Niewątpliwie posługa w konfesjonale należy do najtrudniejszych i najbardziej delikatnych; jest męcząca i wyczerpująca, ale też najpiękniejsza i przynosząca najwięcej radości szafarzowi (kapłanowi). Posługa ta domaga się zachowania tajemnicy milczenia i dyskrecji nie tylko ze strony spowiednika, ale też i spowiadającego się.

Wobec wielkiej tajemnicy pokuty i pojednania, która dostępna jest dla każdego ochrzczonego, trzeba zapytać:
* Dlaczego mówi się dziś o kryzysie spowiedzi, o „utracie poczucia grzechu” (RP 18), o zaniedbaniach ze strony szafarzy?
* Jakie ludzkie przymioty winien posiadać spowiednik, aby skutecznie wypełniać posługę pokuty i pojednania?
* Jaka jest rola słowa Bożego w przygotowaniu i sprawowaniu tego Sakramentu? Czy warto zalecać lekturę Pisma Świętego jako zadośćuczynienie?

MÓDL SIĘ!

Zachęcam Was (…),
byście wraz ze mną zwrócili się do Niepokalanego Serca Maryi,
Matki Jezusa, w której «dokonało się pojednanie Boga z ludzkością...
dokonało pojednanie, gdyż otrzy­mała Ona od Boga
pełnię łaski na mocy odku­pieńczej ofiary Chrystusa».
Istotnie, Maryja na mocy swego Boskiego macierzyństwa
stała się prawdziwie sprzymierzeńcem Boga w dziele pojednania.
Dłoniom tej Matki,
której « fiat » naznaczyło początek owej « pełni czasu »,
w której Chrystus dokonał pojednania człowieka z Bogiem,
i Jej Niepokalanemu Sercu,
któremu wiele razy za­wierzyliśmy całą ludzkość
gnębioną grzechem, rozdartą napięciami i konfliktami
- zawierzam teraz w sposób szczególny to pragnienie,
by za Jej wstawiennictwem
ludzkość odkrywała drogę pokuty
jedyną, która może ją doprowadzić
do pełnego pojednania i by drogą tą postępowała.

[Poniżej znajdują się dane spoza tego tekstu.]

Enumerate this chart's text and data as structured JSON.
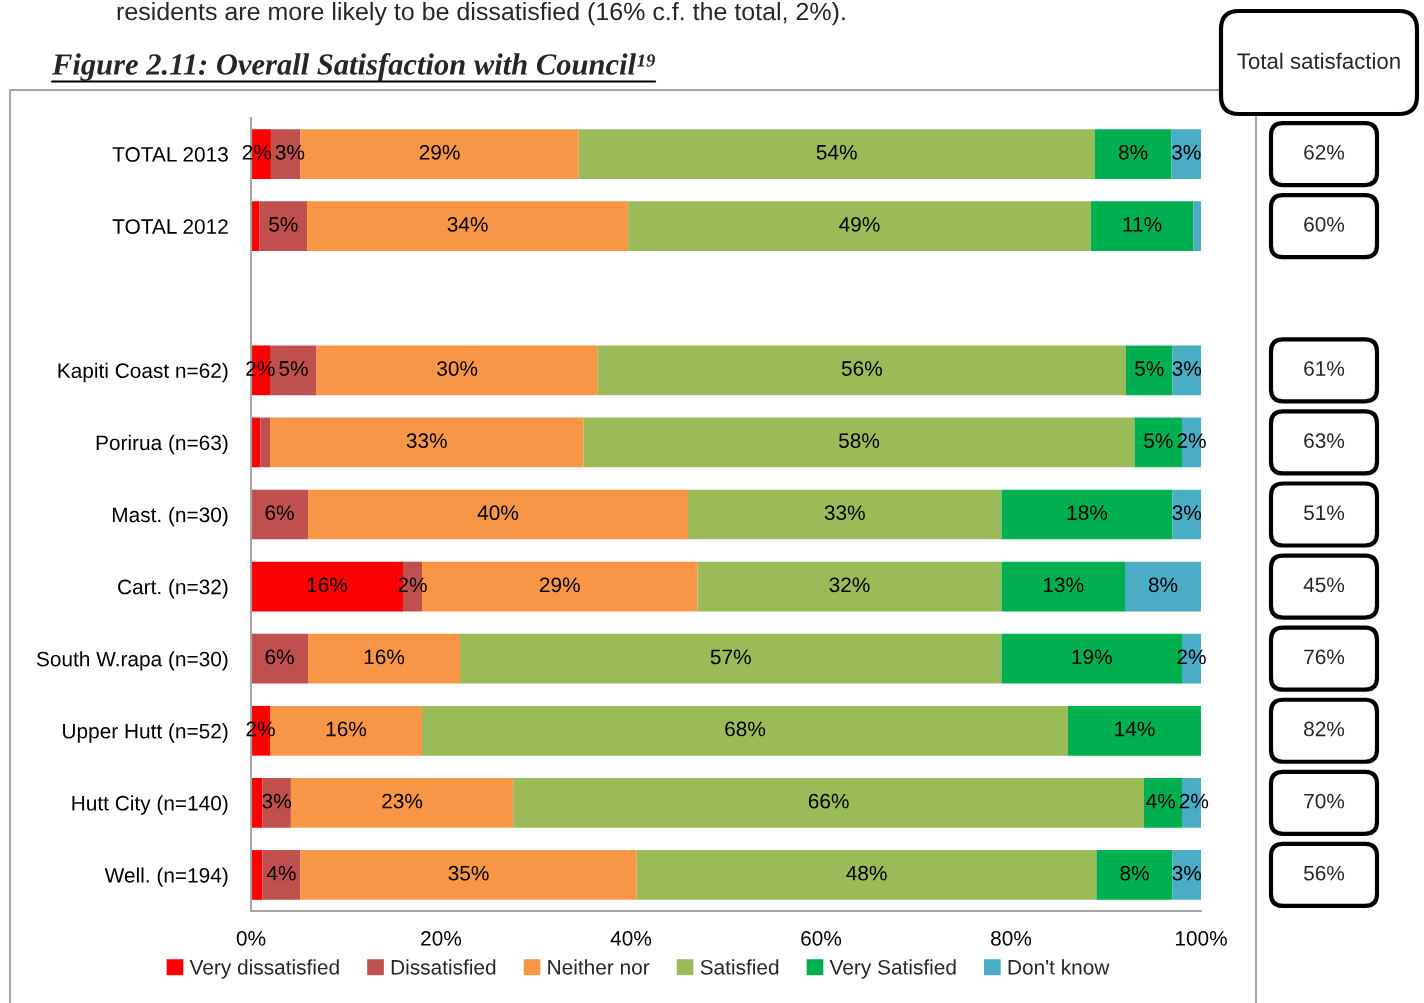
{
  "chart_data": {
    "type": "bar",
    "orientation": "horizontal",
    "stacked": true,
    "title": "Figure 2.11: Overall Satisfaction with Council¹⁹",
    "annotations": [
      "residents are more likely to be dissatisfied (16% c.f. the total, 2%).",
      "Total satisfaction",
      "62%",
      "60%",
      "61%",
      "63%",
      "51%",
      "45%",
      "76%",
      "82%",
      "70%",
      "56%"
    ],
    "categories": [
      "TOTAL 2013",
      "TOTAL 2012",
      null,
      "Kapiti Coast n=62)",
      "Porirua (n=63)",
      "Mast. (n=30)",
      "Cart. (n=32)",
      "South W.rapa (n=30)",
      "Upper Hutt (n=52)",
      "Hutt City (n=140)",
      "Well. (n=194)"
    ],
    "series": [
      {
        "name": "Very dissatisfied",
        "color": "#ff0000",
        "values": [
          2.1,
          0.9,
          null,
          2,
          1,
          null,
          16,
          null,
          2,
          1.2,
          1.2
        ],
        "value_labels": [
          "2%",
          null,
          null,
          "2%",
          null,
          null,
          "16%",
          null,
          "2%",
          null,
          null
        ]
      },
      {
        "name": "Dissatisfied",
        "color": "#c0504d",
        "values": [
          3.1,
          5,
          null,
          4.9,
          1,
          6,
          2,
          6,
          null,
          3,
          4
        ],
        "value_labels": [
          "3%",
          "5%",
          null,
          "5%",
          null,
          "6%",
          "2%",
          "6%",
          null,
          "3%",
          "4%"
        ]
      },
      {
        "name": "Neither nor",
        "color": "#f79646",
        "values": [
          29.3,
          33.8,
          null,
          29.6,
          33,
          40,
          29,
          16,
          16,
          23.4,
          35.4
        ],
        "value_labels": [
          "29%",
          "34%",
          null,
          "30%",
          "33%",
          "40%",
          "29%",
          "16%",
          "16%",
          "23%",
          "35%"
        ]
      },
      {
        "name": "Satisfied",
        "color": "#9bbb59",
        "values": [
          54.3,
          48.7,
          null,
          55.6,
          58,
          33,
          32,
          57,
          68,
          66.4,
          48.4
        ],
        "value_labels": [
          "54%",
          "49%",
          null,
          "56%",
          "58%",
          "33%",
          "32%",
          "57%",
          "68%",
          "66%",
          "48%"
        ]
      },
      {
        "name": "Very Satisfied",
        "color": "#00b050",
        "values": [
          8.1,
          10.8,
          null,
          4.9,
          5,
          18,
          13,
          19,
          14,
          4,
          8
        ],
        "value_labels": [
          "8%",
          "11%",
          null,
          "5%",
          "5%",
          "18%",
          "13%",
          "19%",
          "14%",
          "4%",
          "8%"
        ]
      },
      {
        "name": "Don't know",
        "color": "#4bacc6",
        "values": [
          3.1,
          0.8,
          null,
          3,
          2,
          3,
          8,
          2,
          null,
          2,
          3
        ],
        "value_labels": [
          "3%",
          null,
          null,
          "3%",
          "2%",
          "3%",
          "8%",
          "2%",
          null,
          "2%",
          "3%"
        ]
      }
    ],
    "xlim": [
      0,
      100
    ],
    "xticks": [
      {
        "value": 0,
        "label": "0%"
      },
      {
        "value": 20,
        "label": "20%"
      },
      {
        "value": 40,
        "label": "40%"
      },
      {
        "value": 60,
        "label": "60%"
      },
      {
        "value": 80,
        "label": "80%"
      },
      {
        "value": 100,
        "label": "100%"
      }
    ],
    "legend": "bottom"
  }
}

(Fragm. adhortacji Reconciliatio et paenitentia nr 35).

Dodaj :.własną modlitwę zrodzoną ze spotkania z żywym Słowem.


ŻYJ SŁOWEM!

Autor Listu do Hebrajczyków uznaje Jezusa za Najwyższego Kapłana, który współczuje nam w [naszych] słabościach. Dzięki temu możemy śmiało [zbliżać się] do tronu łaski, aby otrzymać miłosierdzie i znaleźć łaskę w stosownej chwili (4,14-16). Do tej posługi wybiera sobie uczniów – kapłanów, którzy – na wzór Najwyższego Arcykapłana – są brani spośród ludzi, dla ludzi też [są ustanawiani] w sprawach Bożych, aby składać dary i ofiary za grzechy (5,1). Za współczesnych szafarzy pokuty i pojednania trzeba się modlić, aby byli wytrwali i cierpliwi, sprawiedliwi i miłosierni.